Seminar and Lecture series at the University of Debrecen, Hungary in 2001 (following 5 dates):

  • March: Dr. Rod Mengham, Director of Studies in English, Jesus College, Cambridge - guest lectures and creative writing seminar.
  • March: Steve Barfield, Senior Lecturer in English, University of Westminster, seminar on psychoanalysis and contemporary British Fiction - Pat Barker's, The Ghost Road.
  • April: Dr. Richard Lane, Senior Lecturer in English and Postcolonial Literatures, South Bank University - MA level teaching programme on travel writing of the 1930s (supported by British Council, Budapest).
  • April: Dr. Wendy Wheeler, Reader in English, University of North London, visiting scholar programme - PhD teaching programme on Modernism/ Postmodernism.
  • May: Novelist Jonathan Coe - visiting author programme: seminars and readings at Szeged and Debrecen Universities; this also supported research into B. S. Johnson with Hungarian academics and publishers including Budapest University (ELTE), Szeged University and Corvino Publishing House.
2000

'Coming of Age: New Voicing in Contemporary British Fiction 1979 - 2000', Colloquium, 27th January 2000, Jesus College, Cambridge University.

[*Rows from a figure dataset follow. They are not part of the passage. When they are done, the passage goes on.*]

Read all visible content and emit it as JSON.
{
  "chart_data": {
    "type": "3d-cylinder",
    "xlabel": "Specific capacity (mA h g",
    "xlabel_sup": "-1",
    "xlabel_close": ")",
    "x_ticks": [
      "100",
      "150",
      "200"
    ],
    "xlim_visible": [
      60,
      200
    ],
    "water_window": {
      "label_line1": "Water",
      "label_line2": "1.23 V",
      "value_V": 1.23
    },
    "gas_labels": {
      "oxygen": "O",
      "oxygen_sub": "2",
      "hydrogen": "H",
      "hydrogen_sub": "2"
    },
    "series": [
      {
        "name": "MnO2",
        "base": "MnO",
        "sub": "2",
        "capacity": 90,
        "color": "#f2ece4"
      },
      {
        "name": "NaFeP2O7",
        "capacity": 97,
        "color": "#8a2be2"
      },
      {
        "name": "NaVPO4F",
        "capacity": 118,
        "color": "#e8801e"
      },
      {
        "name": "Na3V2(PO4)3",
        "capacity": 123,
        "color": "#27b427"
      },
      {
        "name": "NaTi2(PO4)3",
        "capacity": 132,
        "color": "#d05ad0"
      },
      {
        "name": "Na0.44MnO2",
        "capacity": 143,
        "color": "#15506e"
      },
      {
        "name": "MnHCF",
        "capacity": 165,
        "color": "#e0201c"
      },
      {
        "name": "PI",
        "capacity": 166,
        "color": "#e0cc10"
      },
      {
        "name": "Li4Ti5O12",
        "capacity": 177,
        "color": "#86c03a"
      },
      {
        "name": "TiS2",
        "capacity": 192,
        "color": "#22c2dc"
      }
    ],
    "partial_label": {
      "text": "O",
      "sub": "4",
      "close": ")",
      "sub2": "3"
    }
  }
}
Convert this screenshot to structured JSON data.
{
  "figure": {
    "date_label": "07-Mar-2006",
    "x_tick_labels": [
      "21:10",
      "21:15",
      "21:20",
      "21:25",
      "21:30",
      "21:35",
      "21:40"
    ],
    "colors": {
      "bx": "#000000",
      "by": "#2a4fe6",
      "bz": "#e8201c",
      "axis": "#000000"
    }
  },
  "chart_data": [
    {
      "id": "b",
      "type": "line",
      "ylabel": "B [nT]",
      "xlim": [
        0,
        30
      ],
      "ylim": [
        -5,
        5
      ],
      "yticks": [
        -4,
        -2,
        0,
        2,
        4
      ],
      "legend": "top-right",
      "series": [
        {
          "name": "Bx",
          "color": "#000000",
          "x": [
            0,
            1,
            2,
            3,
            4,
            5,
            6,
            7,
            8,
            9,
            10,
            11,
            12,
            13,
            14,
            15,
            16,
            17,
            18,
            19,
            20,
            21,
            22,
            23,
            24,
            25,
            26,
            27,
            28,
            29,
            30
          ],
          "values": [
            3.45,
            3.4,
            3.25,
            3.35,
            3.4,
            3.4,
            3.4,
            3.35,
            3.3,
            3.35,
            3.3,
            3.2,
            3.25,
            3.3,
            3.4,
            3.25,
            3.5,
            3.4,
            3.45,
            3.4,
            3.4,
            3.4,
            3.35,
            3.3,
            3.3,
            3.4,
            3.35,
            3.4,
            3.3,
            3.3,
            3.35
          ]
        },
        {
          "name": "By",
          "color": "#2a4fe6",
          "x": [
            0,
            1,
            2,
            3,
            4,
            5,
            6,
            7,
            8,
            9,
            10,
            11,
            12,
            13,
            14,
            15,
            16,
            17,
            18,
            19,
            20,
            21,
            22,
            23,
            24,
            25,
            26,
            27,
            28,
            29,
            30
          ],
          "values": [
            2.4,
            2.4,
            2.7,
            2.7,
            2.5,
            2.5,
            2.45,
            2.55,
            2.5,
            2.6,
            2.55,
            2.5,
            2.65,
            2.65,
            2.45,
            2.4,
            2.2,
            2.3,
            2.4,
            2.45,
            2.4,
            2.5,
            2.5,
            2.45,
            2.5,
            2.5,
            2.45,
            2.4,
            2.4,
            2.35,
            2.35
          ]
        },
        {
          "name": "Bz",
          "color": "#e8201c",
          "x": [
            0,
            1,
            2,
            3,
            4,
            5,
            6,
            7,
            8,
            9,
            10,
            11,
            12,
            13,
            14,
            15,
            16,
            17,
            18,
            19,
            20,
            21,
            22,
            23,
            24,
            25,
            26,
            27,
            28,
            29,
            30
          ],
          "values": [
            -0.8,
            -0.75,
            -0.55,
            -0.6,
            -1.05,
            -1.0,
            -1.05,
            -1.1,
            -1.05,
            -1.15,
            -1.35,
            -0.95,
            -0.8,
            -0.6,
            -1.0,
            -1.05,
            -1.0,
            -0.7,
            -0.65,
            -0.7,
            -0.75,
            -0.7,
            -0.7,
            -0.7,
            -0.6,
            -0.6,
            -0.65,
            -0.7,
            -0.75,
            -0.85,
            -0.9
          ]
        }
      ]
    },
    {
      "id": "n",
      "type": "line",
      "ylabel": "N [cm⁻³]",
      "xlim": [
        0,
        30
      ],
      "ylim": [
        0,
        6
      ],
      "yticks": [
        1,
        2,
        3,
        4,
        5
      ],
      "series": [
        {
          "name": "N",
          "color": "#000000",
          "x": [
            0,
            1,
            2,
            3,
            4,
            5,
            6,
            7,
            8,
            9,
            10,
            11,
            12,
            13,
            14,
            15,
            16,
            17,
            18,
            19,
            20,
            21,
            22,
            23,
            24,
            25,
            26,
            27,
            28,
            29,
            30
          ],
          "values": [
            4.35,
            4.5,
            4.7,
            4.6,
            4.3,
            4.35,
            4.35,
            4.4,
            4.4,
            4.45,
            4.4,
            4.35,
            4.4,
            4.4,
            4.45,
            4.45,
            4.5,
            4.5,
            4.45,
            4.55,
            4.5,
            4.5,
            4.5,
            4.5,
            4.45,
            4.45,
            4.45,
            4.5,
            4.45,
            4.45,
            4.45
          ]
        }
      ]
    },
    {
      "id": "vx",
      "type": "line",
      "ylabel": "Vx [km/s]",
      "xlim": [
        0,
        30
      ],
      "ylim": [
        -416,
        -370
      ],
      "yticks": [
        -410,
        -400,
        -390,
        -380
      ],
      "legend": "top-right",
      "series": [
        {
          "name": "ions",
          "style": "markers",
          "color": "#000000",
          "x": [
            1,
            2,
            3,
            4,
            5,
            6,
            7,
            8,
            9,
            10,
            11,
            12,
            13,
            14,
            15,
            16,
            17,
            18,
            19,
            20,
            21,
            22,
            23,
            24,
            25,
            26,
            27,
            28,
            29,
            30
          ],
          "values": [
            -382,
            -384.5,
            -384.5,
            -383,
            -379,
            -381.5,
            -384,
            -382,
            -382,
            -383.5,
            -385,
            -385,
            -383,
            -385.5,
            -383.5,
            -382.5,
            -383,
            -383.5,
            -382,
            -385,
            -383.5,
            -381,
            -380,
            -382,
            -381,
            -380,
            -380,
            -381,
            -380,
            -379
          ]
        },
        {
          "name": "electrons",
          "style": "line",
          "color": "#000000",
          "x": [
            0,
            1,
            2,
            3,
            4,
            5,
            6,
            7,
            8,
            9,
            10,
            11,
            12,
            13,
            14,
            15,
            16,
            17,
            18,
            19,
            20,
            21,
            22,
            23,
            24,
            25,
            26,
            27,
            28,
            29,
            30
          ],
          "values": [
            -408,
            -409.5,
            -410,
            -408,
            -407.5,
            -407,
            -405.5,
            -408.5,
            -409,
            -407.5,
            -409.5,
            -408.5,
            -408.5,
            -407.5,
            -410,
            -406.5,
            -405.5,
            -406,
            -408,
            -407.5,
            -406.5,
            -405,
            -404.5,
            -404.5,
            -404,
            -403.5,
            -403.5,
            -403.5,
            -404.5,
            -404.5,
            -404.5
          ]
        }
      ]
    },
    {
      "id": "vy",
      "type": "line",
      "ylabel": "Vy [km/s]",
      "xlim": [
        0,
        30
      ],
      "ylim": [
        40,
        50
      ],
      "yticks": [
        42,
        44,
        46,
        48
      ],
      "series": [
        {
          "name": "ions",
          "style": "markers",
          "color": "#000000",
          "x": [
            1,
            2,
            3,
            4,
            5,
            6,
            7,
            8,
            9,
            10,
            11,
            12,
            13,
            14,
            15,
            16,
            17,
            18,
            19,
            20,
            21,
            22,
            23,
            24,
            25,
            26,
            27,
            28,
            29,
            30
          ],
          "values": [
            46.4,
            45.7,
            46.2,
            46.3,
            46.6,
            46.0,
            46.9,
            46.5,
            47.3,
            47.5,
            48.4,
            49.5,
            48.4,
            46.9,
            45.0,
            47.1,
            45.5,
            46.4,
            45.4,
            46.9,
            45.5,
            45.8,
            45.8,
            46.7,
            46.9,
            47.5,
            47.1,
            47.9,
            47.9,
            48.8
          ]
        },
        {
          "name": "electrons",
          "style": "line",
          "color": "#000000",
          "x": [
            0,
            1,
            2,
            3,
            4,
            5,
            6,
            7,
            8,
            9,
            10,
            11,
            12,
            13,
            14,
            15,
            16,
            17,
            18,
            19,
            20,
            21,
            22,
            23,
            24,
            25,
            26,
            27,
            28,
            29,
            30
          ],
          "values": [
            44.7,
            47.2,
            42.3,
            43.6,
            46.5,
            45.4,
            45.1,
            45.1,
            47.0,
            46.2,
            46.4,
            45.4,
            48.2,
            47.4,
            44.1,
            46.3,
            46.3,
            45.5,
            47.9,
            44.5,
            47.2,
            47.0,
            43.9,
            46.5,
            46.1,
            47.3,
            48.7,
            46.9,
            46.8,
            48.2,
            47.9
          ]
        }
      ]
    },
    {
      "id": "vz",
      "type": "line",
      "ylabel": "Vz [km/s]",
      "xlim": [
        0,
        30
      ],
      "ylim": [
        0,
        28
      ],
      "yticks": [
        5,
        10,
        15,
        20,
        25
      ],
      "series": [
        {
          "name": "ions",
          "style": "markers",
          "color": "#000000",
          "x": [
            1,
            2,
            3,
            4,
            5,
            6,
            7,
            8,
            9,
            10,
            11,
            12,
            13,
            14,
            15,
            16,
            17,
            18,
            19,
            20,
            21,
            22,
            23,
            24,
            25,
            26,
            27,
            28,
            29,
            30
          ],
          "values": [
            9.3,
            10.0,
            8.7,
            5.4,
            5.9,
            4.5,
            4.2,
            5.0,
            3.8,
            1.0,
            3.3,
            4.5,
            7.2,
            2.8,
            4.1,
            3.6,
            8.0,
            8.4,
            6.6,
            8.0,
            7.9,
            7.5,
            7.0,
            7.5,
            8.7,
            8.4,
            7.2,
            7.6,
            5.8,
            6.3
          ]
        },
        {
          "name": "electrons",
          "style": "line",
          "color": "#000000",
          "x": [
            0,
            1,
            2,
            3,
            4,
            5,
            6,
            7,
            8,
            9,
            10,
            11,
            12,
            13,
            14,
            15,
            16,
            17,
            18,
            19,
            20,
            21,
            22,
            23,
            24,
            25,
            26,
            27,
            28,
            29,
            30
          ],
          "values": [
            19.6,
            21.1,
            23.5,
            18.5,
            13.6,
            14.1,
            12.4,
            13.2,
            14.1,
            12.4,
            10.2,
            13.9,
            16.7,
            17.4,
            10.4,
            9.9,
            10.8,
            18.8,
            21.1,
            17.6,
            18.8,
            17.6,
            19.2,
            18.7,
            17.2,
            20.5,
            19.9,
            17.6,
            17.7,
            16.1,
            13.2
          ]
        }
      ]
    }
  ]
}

'One Culture? The Thematics of Art, Science and Change in the Twenty-First Century', Conference, 27th May 2000, University of North London, featuring Professor Chris Norris (Cardiff) and Professor Patricia Waugh (Durham).

The proceedings of the 'One Culture?' conference were published as a special edition of the refereed journal New Formations: A Journal of Culture / Theory / Politics, Number 49, Spring 2003, 'Complex Figures', guest editors Dr. Philip Tew and Dr. Wendy Wheeler. (ISSN: 0 950 2378).

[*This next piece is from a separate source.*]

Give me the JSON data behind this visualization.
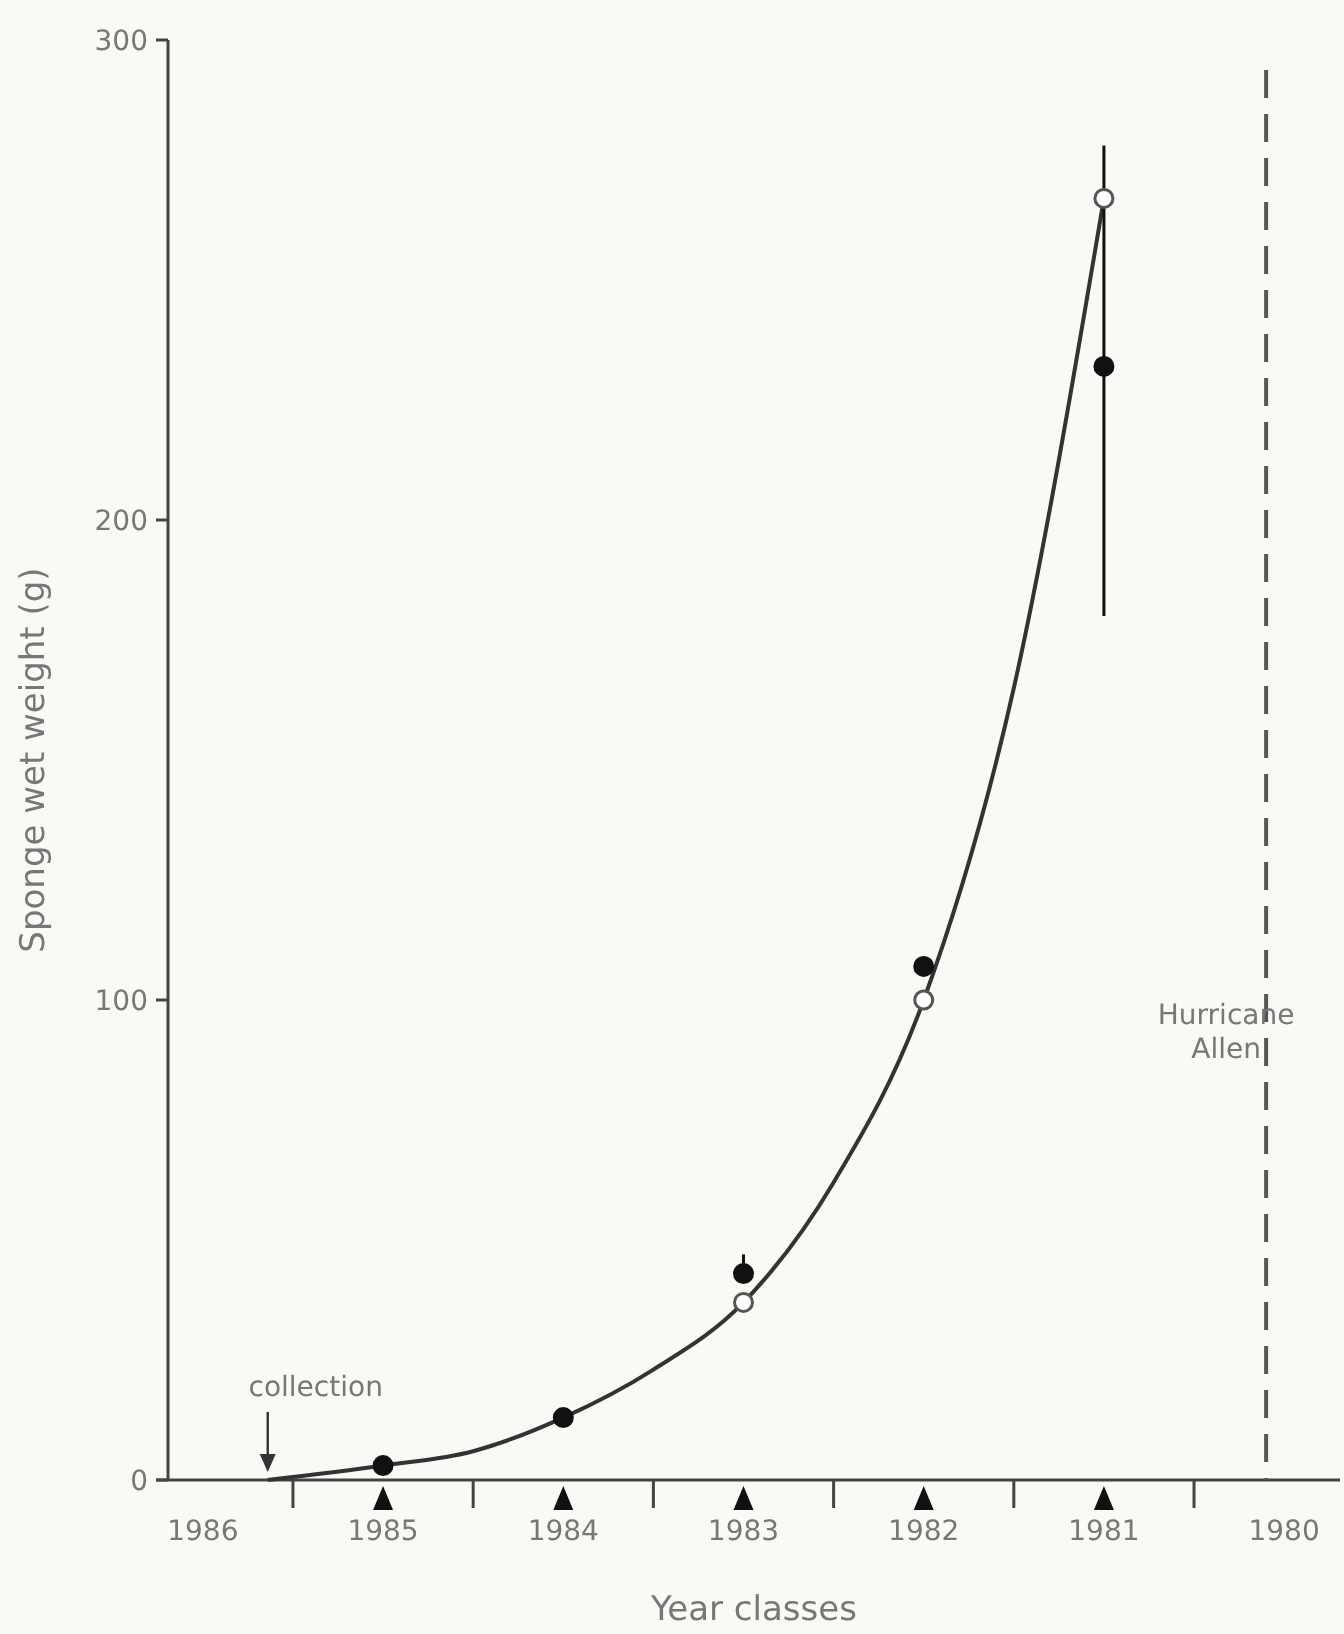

'The Remains of the Day: Theorizing Archival Marginalia' Conference, 1st June 2000, South Bank University.

1999

'Contemporary British Fiction' 2nd June 1999, British Library Conference Centre featuring A. L. Kennedy, Iain Sinclair, Will Self, Professor Simon Critchley (Essex University), and Professor James Diedrick (Albion College, Michigan)

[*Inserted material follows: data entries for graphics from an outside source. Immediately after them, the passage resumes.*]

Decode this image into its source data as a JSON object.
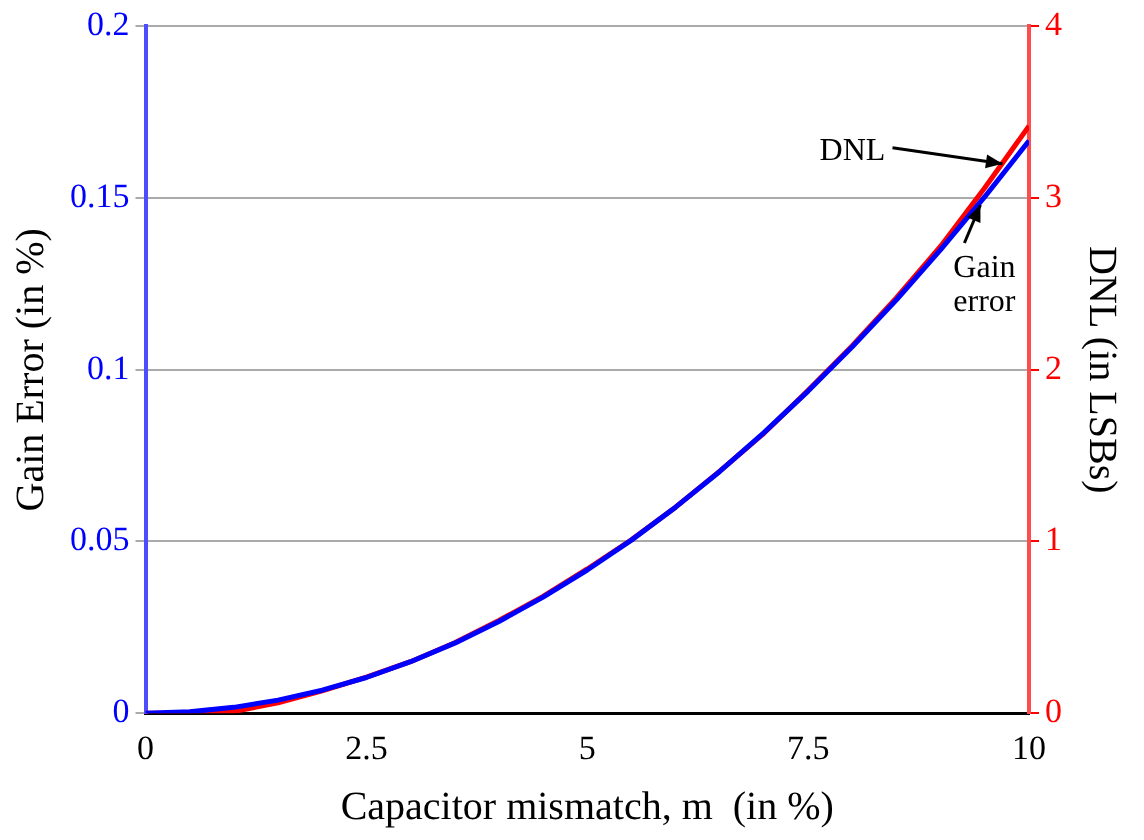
{
  "chart_data": {
    "type": "line",
    "xlabel": "Capacitor mismatch, m  (in %)",
    "ylabel": "Gain Error (in %)",
    "y2label": "DNL (in LSBs)",
    "x": [
      0,
      0.5,
      1,
      1.5,
      2,
      2.5,
      3,
      3.5,
      4,
      4.5,
      5,
      5.5,
      6,
      6.5,
      7,
      7.5,
      8,
      8.5,
      9,
      9.5,
      10
    ],
    "series": [
      {
        "color": "#0000ff",
        "values": [
          0,
          0.0004,
          0.0017,
          0.0038,
          0.0067,
          0.0104,
          0.015,
          0.0204,
          0.0267,
          0.0338,
          0.0417,
          0.0504,
          0.06,
          0.0704,
          0.0817,
          0.0938,
          0.1067,
          0.1204,
          0.135,
          0.1504,
          0.1667
        ]
      },
      {
        "color": "#ff0000",
        "axis": "y2",
        "values": [
          0,
          0,
          0.01,
          0.06,
          0.13,
          0.21,
          0.3,
          0.41,
          0.54,
          0.68,
          0.84,
          1.01,
          1.2,
          1.41,
          1.63,
          1.88,
          2.14,
          2.42,
          2.72,
          3.06,
          3.42
        ]
      }
    ],
    "xlim": [
      0,
      10
    ],
    "xticks": [
      0,
      2.5,
      5,
      7.5,
      10
    ],
    "ylim": [
      0,
      0.2
    ],
    "yticks": [
      0,
      0.05,
      0.1,
      0.15,
      0.2
    ],
    "y2lim": [
      0,
      4
    ],
    "y2ticks": [
      0,
      1,
      2,
      3,
      4
    ],
    "annotations": [
      {
        "text": "DNL",
        "x": 9.7,
        "y": 0.16
      },
      {
        "text": "Gain\nerror",
        "x": 9.45,
        "y": 0.148
      }
    ],
    "grid": "y",
    "legend": false,
    "marker": "none",
    "line_style": "solid"
  }
}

'"The Capital of Ruins": Beckett's Prose Fragments', Conference, 3rd June 1999 South Bank University featuring Professor Mary Bryden, Professor Stanley Gontarski (Florida State University) and Professor Lois Oppenheim (Montclair State University).

'Forgotten Voices of the Twentieth Century' Colloquium, 5th June 1999, University of Westminster, featuring Professor Philip Goldstein (University of Delaware), Dr. Tamas Benyei (University of Debrecen), and Professor Jeremy Green (University of Colorado). (This was also part of the University of Westminster, English Literature Colloquia series.)

The proceedings of the 'Forgotten Voices' conference were published as a special edition of a refereed journal, HJEAS: The Hungarian Journal of English and American Studies, 'Forgotten Voices', 5 (2) Autumn/ Winter 1999 (ISSN 1218-7364), edited jointly by Dr. Philip Tew and Dr. Tamas Benyei (University of Debrecen).